The optimization problem for metal hydride heat pumps is defined and approached by carefully distinguishing between issues inherent to reactor engineering (“reactor optimization”) and separate issues that influence the power/efficiency characteristics for a specific cycle. The starting point for reactor optimization is based upon maximizing the cyclical transfer of the theoretical hydrogen inventory for the class of reactors in which heat transfer is the dominant energy transfer process. Necessary and sufficient conditions for reactor optimization are developed using two techniques. First, the fundamental constraints associated with heat transfer to high energy-density reactors in communication with external heat baths are examined. Second, a heat and mass transfer model is formulated and numerically solved in order to examine reactor performance as a function of internal transport parameters. The combined analysis provides a unified basis for a design problem involving many physical parameters and heat and mass transport mechanisms and has been successfully applied to the fabrication of high-power metal hydride reactors.; The scope of the work includes applying the reactor optimization results to further the understanding of the performance characteristics of the heat-driven and compressor-driven cycles. The primary tool is the model formulation in the local thermodynamic equilibrium (LTE) limit. However in view of the high energy densities and rapid intrinsic kinetic rates the general non-local thermodynamic equilibrium (NLTE) model is solved to discern possible effects on heterogeneous reactor dynamics. The issues which affect the performance of an arbitrary cycle are diverse. The difficulty in achieving a general analysis sophisticated enough to elucidate the reactor dynamics is overcome by removing non-reacting subsystems from analysis.
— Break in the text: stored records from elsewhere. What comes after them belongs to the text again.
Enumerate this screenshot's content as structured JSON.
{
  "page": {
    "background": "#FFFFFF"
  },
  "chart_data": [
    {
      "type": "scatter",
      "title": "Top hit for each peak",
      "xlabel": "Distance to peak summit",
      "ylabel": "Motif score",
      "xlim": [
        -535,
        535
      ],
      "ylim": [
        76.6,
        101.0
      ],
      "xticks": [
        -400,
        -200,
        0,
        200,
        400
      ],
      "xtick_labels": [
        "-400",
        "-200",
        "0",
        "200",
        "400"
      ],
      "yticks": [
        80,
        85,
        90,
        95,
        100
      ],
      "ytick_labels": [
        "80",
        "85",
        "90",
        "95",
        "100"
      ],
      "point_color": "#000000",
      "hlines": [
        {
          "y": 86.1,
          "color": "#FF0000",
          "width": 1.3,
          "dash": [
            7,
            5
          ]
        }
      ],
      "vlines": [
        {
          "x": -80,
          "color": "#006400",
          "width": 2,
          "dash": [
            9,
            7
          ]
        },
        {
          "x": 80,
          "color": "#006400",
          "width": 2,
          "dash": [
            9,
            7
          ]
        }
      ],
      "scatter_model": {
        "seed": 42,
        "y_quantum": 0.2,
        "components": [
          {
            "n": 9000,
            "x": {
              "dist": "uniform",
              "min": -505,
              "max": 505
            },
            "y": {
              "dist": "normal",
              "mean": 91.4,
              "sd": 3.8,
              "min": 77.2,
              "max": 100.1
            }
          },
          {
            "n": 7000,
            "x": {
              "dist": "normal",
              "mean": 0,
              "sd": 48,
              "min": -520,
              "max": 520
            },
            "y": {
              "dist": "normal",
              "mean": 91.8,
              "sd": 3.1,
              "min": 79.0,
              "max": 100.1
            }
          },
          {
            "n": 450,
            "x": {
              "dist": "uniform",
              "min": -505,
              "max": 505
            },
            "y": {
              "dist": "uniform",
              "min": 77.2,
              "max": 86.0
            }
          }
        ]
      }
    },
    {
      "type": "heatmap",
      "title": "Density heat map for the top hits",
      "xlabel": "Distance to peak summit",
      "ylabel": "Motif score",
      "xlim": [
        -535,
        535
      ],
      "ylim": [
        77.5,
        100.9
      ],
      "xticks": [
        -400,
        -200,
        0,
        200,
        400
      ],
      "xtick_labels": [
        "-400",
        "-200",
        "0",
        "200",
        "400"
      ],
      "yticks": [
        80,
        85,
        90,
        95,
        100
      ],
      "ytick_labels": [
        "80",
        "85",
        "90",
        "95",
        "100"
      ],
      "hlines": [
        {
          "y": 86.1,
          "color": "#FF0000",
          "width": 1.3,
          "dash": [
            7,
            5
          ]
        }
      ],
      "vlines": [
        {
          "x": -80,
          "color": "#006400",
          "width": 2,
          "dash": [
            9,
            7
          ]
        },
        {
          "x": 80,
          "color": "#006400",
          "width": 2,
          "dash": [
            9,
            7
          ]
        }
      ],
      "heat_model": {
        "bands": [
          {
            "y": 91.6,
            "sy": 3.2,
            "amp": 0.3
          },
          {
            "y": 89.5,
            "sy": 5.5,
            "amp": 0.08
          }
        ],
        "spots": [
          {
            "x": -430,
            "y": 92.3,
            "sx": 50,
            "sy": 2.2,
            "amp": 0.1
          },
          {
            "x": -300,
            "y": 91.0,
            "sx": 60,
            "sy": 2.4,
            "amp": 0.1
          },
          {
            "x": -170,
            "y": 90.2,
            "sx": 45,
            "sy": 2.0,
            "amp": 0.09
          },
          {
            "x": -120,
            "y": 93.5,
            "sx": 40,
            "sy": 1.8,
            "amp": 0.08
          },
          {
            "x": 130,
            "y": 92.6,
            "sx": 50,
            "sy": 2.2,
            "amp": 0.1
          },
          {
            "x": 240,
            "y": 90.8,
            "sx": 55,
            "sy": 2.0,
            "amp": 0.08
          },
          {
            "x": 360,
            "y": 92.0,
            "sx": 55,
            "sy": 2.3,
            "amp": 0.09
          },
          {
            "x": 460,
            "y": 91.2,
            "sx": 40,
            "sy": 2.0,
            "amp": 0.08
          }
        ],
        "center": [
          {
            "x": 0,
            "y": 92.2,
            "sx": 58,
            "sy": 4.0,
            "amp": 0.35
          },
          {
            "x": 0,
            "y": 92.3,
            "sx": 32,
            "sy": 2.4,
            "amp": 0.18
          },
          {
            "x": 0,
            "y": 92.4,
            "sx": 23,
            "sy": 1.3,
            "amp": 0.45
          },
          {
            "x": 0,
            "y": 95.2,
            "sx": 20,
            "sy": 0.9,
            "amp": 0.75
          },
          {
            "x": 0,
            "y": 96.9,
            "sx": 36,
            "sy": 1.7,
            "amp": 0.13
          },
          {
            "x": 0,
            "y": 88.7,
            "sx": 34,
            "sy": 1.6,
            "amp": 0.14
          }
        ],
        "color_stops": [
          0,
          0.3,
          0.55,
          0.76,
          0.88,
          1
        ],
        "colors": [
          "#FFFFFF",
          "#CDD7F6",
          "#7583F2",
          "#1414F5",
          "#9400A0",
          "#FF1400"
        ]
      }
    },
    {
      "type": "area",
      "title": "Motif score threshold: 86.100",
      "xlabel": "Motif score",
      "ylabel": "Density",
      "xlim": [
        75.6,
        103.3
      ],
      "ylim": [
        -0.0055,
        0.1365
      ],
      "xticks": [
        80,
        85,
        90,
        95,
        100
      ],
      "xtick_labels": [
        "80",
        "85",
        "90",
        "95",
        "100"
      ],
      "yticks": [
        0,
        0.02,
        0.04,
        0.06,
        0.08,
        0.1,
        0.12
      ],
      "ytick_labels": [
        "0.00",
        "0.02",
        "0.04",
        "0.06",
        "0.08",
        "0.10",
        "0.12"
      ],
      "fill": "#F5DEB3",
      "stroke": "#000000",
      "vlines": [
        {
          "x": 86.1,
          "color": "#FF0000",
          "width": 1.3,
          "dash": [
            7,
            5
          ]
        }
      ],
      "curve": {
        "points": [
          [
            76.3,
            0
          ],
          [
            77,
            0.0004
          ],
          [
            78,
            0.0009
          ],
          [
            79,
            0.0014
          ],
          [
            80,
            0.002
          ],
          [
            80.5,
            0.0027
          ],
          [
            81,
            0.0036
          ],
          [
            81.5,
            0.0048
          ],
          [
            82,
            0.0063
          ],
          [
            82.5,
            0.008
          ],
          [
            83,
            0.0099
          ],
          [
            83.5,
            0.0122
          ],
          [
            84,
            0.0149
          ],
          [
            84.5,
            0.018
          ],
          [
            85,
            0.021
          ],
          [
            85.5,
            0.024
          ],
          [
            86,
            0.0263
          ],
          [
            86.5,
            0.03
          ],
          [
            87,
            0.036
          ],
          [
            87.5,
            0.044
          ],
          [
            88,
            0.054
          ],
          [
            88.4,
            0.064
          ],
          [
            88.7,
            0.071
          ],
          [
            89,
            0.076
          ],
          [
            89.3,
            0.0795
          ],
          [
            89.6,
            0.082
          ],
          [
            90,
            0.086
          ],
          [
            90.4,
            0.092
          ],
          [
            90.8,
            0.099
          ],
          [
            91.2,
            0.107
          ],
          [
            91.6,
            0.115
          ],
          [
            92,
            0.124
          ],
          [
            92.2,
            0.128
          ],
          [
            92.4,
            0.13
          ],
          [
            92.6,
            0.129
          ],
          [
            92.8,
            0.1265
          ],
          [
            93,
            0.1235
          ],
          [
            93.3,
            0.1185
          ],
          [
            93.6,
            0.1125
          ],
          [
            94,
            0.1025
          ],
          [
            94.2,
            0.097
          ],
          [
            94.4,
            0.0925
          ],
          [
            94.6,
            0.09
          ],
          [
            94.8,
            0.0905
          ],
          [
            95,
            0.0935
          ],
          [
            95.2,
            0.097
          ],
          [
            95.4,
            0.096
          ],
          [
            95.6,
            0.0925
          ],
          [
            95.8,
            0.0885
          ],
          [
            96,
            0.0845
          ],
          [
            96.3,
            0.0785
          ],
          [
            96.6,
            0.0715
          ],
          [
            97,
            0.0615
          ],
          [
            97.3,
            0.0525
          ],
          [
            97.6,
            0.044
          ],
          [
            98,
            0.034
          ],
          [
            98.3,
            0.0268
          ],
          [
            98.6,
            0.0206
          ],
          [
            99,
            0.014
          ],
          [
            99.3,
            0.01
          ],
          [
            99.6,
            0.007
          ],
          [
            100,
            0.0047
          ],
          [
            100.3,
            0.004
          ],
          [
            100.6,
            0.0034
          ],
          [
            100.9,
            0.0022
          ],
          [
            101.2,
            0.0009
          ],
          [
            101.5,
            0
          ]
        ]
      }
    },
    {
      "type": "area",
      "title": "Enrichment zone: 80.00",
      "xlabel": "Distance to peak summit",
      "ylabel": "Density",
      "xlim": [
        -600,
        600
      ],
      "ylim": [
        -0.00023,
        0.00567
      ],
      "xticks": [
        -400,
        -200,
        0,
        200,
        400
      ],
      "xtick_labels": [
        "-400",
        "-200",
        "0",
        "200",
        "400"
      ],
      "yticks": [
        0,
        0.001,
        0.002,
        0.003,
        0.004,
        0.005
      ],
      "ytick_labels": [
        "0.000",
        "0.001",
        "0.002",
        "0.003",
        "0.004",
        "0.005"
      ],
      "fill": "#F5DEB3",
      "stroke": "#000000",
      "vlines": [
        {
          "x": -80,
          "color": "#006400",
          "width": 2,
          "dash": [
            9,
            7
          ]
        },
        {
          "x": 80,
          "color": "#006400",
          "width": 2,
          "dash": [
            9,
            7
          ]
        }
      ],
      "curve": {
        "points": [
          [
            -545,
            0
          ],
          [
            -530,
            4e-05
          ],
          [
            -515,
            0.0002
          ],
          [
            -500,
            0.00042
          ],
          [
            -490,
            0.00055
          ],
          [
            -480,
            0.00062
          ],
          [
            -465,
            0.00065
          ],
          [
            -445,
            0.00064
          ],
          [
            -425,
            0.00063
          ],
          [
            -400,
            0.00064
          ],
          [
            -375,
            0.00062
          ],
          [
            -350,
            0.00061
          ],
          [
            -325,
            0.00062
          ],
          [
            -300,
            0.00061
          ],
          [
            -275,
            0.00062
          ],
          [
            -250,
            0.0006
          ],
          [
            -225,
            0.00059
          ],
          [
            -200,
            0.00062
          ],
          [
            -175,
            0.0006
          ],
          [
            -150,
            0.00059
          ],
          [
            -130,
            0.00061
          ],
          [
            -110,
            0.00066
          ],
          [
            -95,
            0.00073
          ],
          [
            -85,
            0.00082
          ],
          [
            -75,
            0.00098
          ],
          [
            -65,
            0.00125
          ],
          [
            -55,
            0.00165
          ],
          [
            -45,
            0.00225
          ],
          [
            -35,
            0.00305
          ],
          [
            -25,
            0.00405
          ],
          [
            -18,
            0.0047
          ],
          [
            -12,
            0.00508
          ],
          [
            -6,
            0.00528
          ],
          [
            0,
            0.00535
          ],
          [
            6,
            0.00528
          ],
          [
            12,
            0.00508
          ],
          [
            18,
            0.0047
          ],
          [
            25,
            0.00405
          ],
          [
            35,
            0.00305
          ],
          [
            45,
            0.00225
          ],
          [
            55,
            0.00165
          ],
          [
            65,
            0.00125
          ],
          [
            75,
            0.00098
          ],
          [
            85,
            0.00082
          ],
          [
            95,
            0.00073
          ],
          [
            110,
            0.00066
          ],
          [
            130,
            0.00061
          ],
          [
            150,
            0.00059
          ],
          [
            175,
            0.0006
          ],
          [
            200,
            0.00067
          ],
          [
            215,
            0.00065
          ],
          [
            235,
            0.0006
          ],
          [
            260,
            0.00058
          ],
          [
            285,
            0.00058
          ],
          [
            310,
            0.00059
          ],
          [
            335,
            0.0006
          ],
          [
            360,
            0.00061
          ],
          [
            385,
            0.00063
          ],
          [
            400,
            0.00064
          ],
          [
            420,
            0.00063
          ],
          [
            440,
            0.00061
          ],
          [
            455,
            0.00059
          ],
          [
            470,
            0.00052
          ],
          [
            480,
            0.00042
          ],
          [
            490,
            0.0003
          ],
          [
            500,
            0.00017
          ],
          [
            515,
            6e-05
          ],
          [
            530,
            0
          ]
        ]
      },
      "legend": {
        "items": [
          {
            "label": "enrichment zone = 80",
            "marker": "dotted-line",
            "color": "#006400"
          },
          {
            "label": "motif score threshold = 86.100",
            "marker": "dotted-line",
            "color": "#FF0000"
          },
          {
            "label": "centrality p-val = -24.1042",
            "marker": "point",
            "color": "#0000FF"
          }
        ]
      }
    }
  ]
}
The effect of these systems can be introduced at a later time and studied at length using simplified reactor models. The power/efficiency characteristics of a compressor-driven system are investigated for the first time and are found to be more complex due to the direct effect of compressor ratio on efficiency. On the other hand, the absence of a high temperature reactor in which the boundary conditions promote the formation of sharp reaction fronts and the symmetrical placement of the energy input to the cycle are predicted to better utilize the potential of optimized reactors.